Durante três dias, cinco magistrados colombianos e mais de uma dezena de magistrados e acadêmicos brasileiros discutiram temas como caminhos para a paz, a violação dos direitos humanos e a importância do direito internacional no Seminário “Formas Inovadoras de Combate à Violência: a Experiência da Justiça Colombiana”, realizado pelo Superior Tribunal Militar (STM).
Os debates ocorreram em torno da experiência dos juízes colombianos na Jurisdição Especial para a Paz (JEP), uma justiça transitória criada em 2017, a partir da efetivação do Acordo de Paz assinado em setembro de 2016 entre o governo colombiano e as Farc (Forças Armadas Revolucionárias da Colômbia).
No último painel de debate, nesta sexta-feira (13/06), os magistrados Gustavo Salazar e Camilo Suárez Aldana, ambos com atuação na JEP, enfatizaram o objetivo primeiro da Justiça restaurativa: buscar a paz por meio da garantia do direito das vítimas à verdade e a reparação dos delitos.
Os magistrados colombianos apontaram as inúmeras dificuldades enfrentadas pela Colômbia desde o fim da luta aramada travada pelas Farc, salientando que o atendimento jurídico às vítimas foi o mais bem-sucedido dos principais pontos previstos no Acordo de Paz, que incluem a reforma agrária, o desarmamento, o combate ao tráfico de drogas e a reinserção dos guerrilheiros na vida civil.
O monumental trabalho da JEP em mais de oito anos de existência contem números impressionantes.
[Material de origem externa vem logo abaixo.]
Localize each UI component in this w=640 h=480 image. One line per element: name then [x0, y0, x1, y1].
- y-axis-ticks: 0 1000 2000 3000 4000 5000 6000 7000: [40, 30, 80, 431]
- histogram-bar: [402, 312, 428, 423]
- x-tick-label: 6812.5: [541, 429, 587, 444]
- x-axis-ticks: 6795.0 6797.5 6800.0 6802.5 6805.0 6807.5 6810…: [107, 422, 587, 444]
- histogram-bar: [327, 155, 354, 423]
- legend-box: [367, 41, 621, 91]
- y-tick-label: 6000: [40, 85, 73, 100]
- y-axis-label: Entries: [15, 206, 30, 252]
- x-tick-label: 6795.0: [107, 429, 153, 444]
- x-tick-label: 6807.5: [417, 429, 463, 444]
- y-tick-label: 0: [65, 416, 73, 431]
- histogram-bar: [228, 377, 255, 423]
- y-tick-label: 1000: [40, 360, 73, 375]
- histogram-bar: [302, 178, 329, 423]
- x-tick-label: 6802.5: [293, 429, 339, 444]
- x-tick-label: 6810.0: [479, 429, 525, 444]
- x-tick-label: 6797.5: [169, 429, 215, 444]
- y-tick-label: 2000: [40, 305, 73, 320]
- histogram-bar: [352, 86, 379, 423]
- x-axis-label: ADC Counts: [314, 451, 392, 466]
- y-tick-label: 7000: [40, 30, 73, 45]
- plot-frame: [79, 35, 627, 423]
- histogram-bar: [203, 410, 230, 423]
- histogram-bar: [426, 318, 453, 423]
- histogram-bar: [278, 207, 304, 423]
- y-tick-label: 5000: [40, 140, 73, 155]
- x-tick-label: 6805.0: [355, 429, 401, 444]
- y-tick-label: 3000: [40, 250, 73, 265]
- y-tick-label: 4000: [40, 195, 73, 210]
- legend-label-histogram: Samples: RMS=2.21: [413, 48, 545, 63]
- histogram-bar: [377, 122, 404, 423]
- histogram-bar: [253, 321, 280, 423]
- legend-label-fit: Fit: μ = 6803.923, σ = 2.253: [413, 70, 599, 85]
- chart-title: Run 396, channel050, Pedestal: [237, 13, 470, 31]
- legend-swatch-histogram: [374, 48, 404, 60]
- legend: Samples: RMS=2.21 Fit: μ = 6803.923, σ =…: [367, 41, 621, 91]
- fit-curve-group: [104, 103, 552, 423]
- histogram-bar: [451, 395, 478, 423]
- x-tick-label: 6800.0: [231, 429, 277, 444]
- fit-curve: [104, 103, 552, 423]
Alguns exemplos: foram identificadas mais de 35 mil vítimas de violência sexual; mais de 10 mil meninas e meninos foram recrutados pela luta armada; quase 30 mil vítimas de terrorismo; mais de 1,3 milhão de vítimas de povos e territórios étnicos, sendo esses crimes não anistiáveis. Em 54 anos de luta armada no país, cerca de 290 mil pessoas perderam a vida.
Mais de 14 mil pessoas foram julgadas pela Jurisdição Especial, tendo sido aplicadas a elas o princípio da restauração, com penas de prisão inferiores às adotadas na Justiça Ordinária – em vez de 25 a 60 anos de prisão, foram aplicadas penas de até oito anos, anistia e liberdade condicional, desde que obedecidas as seguintes exigências: assumir a verdade (do crime cometido), garantir a não repetição e participar de projeto restaurativo.
“Somos um país que viemos de 54 anos de conflito interno com graves crimes humanitários. A justiça restaurativa é uma justiça que repara e dignifica as vítimas, e que aplica a reparação aos julgados”, disse o magistrado Aldana.
“Tive oportunidade de visitar a JEP e sempre me encantou essa ideia de justiça que promove a paz e a conciliação, ao invés da simples punição e encarceramento. O acordo de Paz entre o Estado colombiano e as Farc é um grandioso exemplo para mundo”, afirmou a presidente do STM, ministra Maria Elizabeth, ao agradecer a presença dos participantes no Seminário, em especial aos magistrados colombianos.
Além dos magistrados da JEP, participaram dos debates desta sexta-feira o diretor da Faculdade Direito da Universidade de Brasília (UnB), Alexandre Bernardino, e o advogado Roberto Caldas, que acompanhou de perto o processo para a construção do Acordo de Paz na Colômbia, quando exerceu o cargo de presidente da Corte Interamericana dos Direitos Humanos, com sede na Costa Rica.